The concept of tragedy has never been the easiest to define. A notion dear to poets and playwrights throughout the ages, its goal as a literary genre is to instil ‘terror and pity' in the audience by placing characters squarely in the grip of destiny. In classical tragedy, the narrative motors forward at a tidy pace to help ratchet up the tension.
From that point of view, the quarter-final between Brazil and Germany at the FIFA U-20 World Cup Egypt 2009 contained all the elements beloved of those bygone tragedians. Far from bowing down before their adversaries, the youthful Germany side toiled away tirelessly and even allowed themselves to believe, for a few brief instants, that victory might be theirs after Lewis Holtby gave them the lead in the 73rd minute.
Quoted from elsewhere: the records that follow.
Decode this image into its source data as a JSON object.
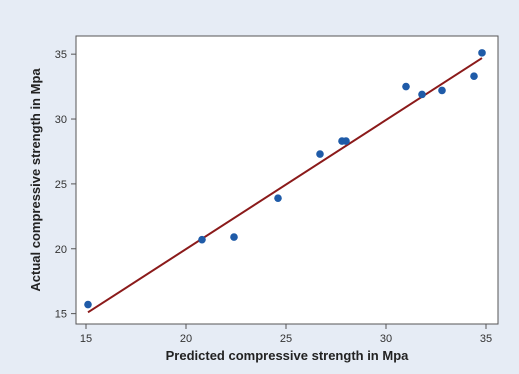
{
  "chart_data": {
    "type": "scatter",
    "xlabel": "Predicted compressive strength in Mpa",
    "ylabel": "Actual compressive strength in Mpa",
    "xlim": [
      14.5,
      35.6
    ],
    "ylim": [
      14.2,
      36.4
    ],
    "x_ticks": [
      15,
      20,
      25,
      30,
      35
    ],
    "y_ticks": [
      15,
      20,
      25,
      30,
      35
    ],
    "x_tick_labels": [
      "15",
      "20",
      "25",
      "30",
      "35"
    ],
    "y_tick_labels": [
      "15",
      "20",
      "25",
      "30",
      "35"
    ],
    "grid": false,
    "legend": "none",
    "series": [
      {
        "type": "scatter",
        "x": [
          15.1,
          20.8,
          22.4,
          24.6,
          26.7,
          27.8,
          28.0,
          31.0,
          31.8,
          32.8,
          34.4,
          34.8
        ],
        "y": [
          15.7,
          20.7,
          20.9,
          23.9,
          27.3,
          28.3,
          28.3,
          32.5,
          31.9,
          32.2,
          33.3,
          35.1
        ],
        "color": "#1f5ba8"
      },
      {
        "type": "line",
        "x": [
          15.1,
          34.8
        ],
        "y": [
          15.1,
          34.7
        ],
        "color": "#8b1a1a"
      }
    ],
    "colors": {
      "frame_background": "#e6ecf5",
      "plot_background": "#ffffff",
      "axis": "#555555"
    }
  }
}
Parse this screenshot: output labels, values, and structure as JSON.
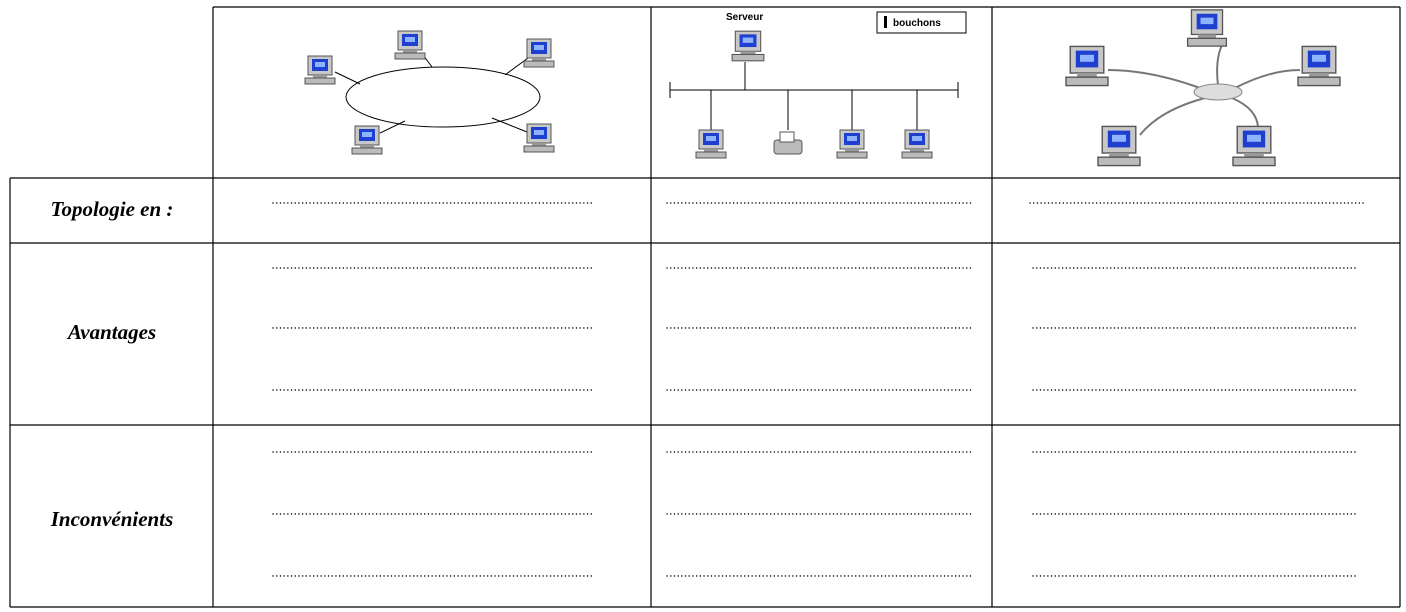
{
  "diagrams": {
    "bus": {
      "server_label": "Serveur",
      "legend": "bouchons"
    }
  },
  "rows": [
    {
      "label": "Topologie en :"
    },
    {
      "label": "Avantages"
    },
    {
      "label": "Inconvénients"
    }
  ]
}
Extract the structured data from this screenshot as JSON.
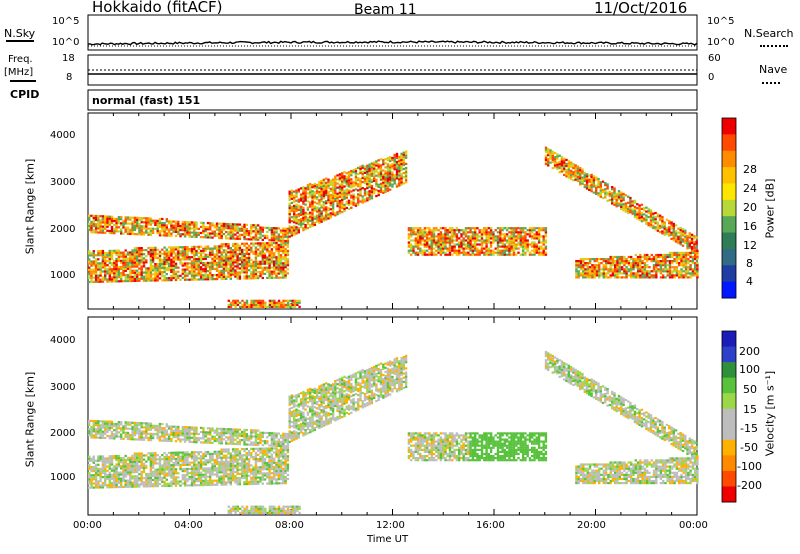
{
  "header": {
    "station": "Hokkaido (fitACF)",
    "beam": "Beam 11",
    "date": "11/Oct/2016"
  },
  "noise_panel": {
    "left_label": "N.Sky",
    "left_ticks": [
      "10^5",
      "10^0"
    ],
    "right_ticks": [
      "10^5",
      "10^0"
    ],
    "right_label": "N.Search"
  },
  "freq_panel": {
    "left_label_1": "Freq.",
    "left_label_2": "[MHz]",
    "left_ticks": [
      "18",
      "8"
    ],
    "right_ticks": [
      "60",
      "0"
    ],
    "right_label": "Nave"
  },
  "cpid_panel": {
    "label": "CPID",
    "value": "normal (fast) 151"
  },
  "chart_data": [
    {
      "type": "heatmap",
      "name": "power",
      "x": [
        "00:00",
        "04:00",
        "08:00",
        "12:00",
        "16:00",
        "20:00",
        "00:00"
      ],
      "xlim_hours": [
        0,
        24
      ],
      "ylabel": "Slant Range [km]",
      "y_ticks": [
        "1000",
        "2000",
        "3000",
        "4000"
      ],
      "ylim": [
        180,
        4500
      ],
      "colorbar_label": "Power [dB]",
      "colorbar_ticks": [
        "28",
        "24",
        "20",
        "16",
        "12",
        "8",
        "4"
      ],
      "colorbar_colors": [
        "#ee0000",
        "#ff4a00",
        "#ff8c00",
        "#ffc000",
        "#ffe600",
        "#b7d838",
        "#58a858",
        "#2e7d56",
        "#316c84",
        "#1e3ea4",
        "#0018ff"
      ]
    },
    {
      "type": "heatmap",
      "name": "velocity",
      "x": [
        "00:00",
        "04:00",
        "08:00",
        "12:00",
        "16:00",
        "20:00",
        "00:00"
      ],
      "xlim_hours": [
        0,
        24
      ],
      "xlabel": "Time UT",
      "ylabel": "Slant Range [km]",
      "y_ticks": [
        "1000",
        "2000",
        "3000",
        "4000"
      ],
      "ylim": [
        180,
        4500
      ],
      "colorbar_label": "Velocity [m s⁻¹]",
      "colorbar_ticks": [
        "200",
        "100",
        "50",
        "15",
        "-15",
        "-50",
        "-100",
        "-200"
      ],
      "colorbar_colors": [
        "#1c1cb8",
        "#2e40c8",
        "#2f8f3a",
        "#58c23c",
        "#9ad84a",
        "#bdbdbd",
        "#bdbdbd",
        "#ffb000",
        "#ff8a00",
        "#ff4a00",
        "#ee0000"
      ]
    }
  ]
}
Instead, two goals from Maicon - the first in the dying moments of normal time and the second soon after the start of extra time - put a definitive end to their world title dreams. A day on from that defeat, the dejection was still palpable around the Mannschaft camp.
"Obviously, we're sad," explained coach Horst Hrubesch. "We had the match in our grasp and we literally handed the Brazilians victory. We had chances to make the game safe but we succumbed to two individual mistakes. You can't allow yourself oversights like that at this stage of the competition." The former international striker will nonetheless leave Egypt in a positive frame of mind. "We mustn't get dramatic. We were already pleased that we reached this far. We surpassed our own expectations and I'm very proud of my boys. They went on a great run."
‘A fantastic experience'
Despite a few difficult moments, Germany finished top of their group before turning in a heroic performance against Nigeria in the Round of 16, and thanks to that triumph they can return home satisfied with their efforts. "We can be proud of what we've accomplished," said captain Florian Jungwirth.
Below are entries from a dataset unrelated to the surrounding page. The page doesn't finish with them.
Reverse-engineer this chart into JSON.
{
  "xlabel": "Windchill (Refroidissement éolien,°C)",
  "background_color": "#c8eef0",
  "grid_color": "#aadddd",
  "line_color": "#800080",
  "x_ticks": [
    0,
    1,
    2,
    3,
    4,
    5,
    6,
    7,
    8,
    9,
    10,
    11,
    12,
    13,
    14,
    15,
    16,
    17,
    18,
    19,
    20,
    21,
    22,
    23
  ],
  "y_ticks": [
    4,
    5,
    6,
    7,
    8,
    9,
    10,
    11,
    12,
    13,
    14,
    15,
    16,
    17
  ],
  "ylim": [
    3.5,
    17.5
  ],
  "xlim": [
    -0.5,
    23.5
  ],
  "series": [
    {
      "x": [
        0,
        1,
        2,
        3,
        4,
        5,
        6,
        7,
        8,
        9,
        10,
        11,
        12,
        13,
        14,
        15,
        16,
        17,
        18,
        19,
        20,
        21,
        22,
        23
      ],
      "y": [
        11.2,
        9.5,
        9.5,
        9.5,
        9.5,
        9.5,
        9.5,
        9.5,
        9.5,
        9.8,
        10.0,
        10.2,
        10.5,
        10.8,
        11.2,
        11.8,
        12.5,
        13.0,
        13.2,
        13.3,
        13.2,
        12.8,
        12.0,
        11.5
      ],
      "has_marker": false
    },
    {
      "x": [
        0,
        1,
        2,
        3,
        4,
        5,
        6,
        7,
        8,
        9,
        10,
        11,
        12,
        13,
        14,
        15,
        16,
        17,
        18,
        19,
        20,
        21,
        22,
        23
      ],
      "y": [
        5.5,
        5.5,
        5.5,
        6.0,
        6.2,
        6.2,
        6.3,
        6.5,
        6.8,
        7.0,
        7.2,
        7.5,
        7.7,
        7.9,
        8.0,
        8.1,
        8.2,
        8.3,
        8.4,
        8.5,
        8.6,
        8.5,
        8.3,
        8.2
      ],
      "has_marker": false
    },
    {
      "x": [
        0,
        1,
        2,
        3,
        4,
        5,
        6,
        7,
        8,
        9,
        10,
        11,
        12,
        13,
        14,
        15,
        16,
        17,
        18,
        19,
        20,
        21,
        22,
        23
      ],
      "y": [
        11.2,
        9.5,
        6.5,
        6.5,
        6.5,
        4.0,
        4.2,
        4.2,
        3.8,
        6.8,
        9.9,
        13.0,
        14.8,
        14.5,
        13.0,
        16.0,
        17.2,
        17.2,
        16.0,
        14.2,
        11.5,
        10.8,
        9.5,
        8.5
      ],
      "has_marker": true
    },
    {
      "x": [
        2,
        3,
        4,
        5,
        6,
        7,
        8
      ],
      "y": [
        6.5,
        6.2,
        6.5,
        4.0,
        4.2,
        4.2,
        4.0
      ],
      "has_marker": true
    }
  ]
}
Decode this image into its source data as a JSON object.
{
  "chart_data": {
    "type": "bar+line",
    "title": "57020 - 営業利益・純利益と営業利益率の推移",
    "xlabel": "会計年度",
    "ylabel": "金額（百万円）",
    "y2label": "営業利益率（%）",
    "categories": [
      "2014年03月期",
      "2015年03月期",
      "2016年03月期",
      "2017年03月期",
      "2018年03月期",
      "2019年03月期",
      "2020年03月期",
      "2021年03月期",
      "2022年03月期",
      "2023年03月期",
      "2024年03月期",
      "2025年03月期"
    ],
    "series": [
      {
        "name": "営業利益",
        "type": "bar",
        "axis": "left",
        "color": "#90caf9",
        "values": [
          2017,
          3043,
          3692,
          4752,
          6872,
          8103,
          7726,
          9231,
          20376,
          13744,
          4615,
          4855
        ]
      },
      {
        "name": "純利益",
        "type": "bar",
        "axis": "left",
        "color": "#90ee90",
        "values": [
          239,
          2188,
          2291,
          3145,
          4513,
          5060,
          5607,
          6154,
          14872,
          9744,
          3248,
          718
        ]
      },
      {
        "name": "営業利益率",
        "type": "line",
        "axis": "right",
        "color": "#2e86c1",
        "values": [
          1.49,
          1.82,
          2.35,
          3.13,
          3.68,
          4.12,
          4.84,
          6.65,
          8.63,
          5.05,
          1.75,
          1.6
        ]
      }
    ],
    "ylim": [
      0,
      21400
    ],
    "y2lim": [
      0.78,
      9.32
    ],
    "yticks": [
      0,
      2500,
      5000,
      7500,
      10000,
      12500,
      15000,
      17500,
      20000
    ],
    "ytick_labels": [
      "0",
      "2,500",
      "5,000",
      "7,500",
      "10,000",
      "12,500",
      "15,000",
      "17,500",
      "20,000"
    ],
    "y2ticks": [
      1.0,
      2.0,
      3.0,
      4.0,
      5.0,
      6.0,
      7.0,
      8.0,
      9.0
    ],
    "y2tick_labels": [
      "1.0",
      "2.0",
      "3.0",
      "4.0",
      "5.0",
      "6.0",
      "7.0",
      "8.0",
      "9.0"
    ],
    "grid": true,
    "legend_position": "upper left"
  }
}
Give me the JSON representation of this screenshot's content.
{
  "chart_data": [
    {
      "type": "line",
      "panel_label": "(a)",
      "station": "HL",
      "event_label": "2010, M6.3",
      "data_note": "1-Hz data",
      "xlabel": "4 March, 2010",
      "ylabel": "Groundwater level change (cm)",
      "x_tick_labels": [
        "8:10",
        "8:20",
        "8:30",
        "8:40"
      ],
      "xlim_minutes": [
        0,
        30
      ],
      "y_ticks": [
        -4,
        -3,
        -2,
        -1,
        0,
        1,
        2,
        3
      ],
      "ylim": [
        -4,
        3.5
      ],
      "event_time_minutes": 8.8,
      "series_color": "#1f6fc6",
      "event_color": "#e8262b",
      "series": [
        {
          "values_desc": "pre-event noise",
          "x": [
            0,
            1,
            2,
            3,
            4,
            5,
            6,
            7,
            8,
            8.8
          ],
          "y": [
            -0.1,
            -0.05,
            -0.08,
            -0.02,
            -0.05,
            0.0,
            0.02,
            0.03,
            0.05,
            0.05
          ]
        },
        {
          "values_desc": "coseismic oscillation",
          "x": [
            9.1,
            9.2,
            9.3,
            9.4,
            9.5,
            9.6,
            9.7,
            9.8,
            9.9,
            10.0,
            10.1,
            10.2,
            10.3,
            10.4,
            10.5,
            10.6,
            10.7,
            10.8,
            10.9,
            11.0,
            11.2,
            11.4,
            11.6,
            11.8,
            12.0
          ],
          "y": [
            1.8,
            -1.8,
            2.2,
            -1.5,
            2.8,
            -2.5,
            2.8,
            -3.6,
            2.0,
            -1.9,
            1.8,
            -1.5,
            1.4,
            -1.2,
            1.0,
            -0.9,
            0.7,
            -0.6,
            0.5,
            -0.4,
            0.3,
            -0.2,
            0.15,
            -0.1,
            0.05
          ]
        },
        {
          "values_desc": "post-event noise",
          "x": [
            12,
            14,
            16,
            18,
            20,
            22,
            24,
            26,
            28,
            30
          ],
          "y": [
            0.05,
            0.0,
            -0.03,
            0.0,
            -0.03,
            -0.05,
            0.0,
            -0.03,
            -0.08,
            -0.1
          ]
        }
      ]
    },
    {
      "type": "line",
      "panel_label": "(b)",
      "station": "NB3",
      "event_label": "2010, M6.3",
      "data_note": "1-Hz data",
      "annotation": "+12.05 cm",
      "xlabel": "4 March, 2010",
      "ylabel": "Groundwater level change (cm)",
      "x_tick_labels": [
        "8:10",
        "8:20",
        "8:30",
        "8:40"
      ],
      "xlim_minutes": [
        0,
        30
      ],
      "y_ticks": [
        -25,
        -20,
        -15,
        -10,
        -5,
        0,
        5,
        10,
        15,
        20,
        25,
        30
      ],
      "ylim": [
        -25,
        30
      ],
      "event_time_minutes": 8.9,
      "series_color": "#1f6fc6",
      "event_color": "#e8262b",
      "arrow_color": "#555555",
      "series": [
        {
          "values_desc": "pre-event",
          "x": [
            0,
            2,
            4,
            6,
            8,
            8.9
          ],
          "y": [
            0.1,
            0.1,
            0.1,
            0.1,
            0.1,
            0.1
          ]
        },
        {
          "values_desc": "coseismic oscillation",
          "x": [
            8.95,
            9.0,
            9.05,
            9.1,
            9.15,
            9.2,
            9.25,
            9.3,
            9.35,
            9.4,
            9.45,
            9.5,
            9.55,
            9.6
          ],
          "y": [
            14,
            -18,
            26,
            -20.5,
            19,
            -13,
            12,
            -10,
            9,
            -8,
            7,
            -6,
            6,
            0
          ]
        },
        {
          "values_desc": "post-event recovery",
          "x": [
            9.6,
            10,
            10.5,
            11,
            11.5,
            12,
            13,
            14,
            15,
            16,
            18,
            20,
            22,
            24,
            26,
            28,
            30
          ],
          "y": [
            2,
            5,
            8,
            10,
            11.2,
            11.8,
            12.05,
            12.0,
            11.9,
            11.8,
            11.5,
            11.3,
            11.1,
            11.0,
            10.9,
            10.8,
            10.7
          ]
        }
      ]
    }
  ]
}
"It was a very attractive match between two great teams," Richard Sukuta-Pasu told FIFA.com after the Brazil game. "We came within two minutes of a place in the semi-finals. That's football - you can't win all the time." Rather than dwell on the disappointment of defeat, the Bayer Leverkusen striker, who notched two goals in Egypt, would rather hold on to happier memories. "Now we need to look towards the future," he added. "The overall picture is positive. We played some very good matches and we reached as far as the quarter-finals. I'm proud of my team-mates."
There was a measure of consolation too in the news that the senior team clinched their place in the 2010 FIFA World Cup South Africa™ in Moscow on Saturday evening. The youngsters' goal now will be to force their way into Joachim Low's squad as soon as possible. "Naturally, I dream of being called up to the national team one day," added Sukuta-Pasu. "I'm going to work hard in the coming months to make myself indispensable."
Midfielder Semih Aydilek sounded an equally determined note. "This World Cup will serve as a fantastic experience. We've learnt a lot on a personal and professional level, and it bodes well for the rest of our careers."
As for coach Hrubesch, he is already preparing himself to work with a new batch of promising young talents. "I'm going to get to know a new generation of players," he said. "Perhaps we'll get a chance to speak again in two years' time at the next World Cup."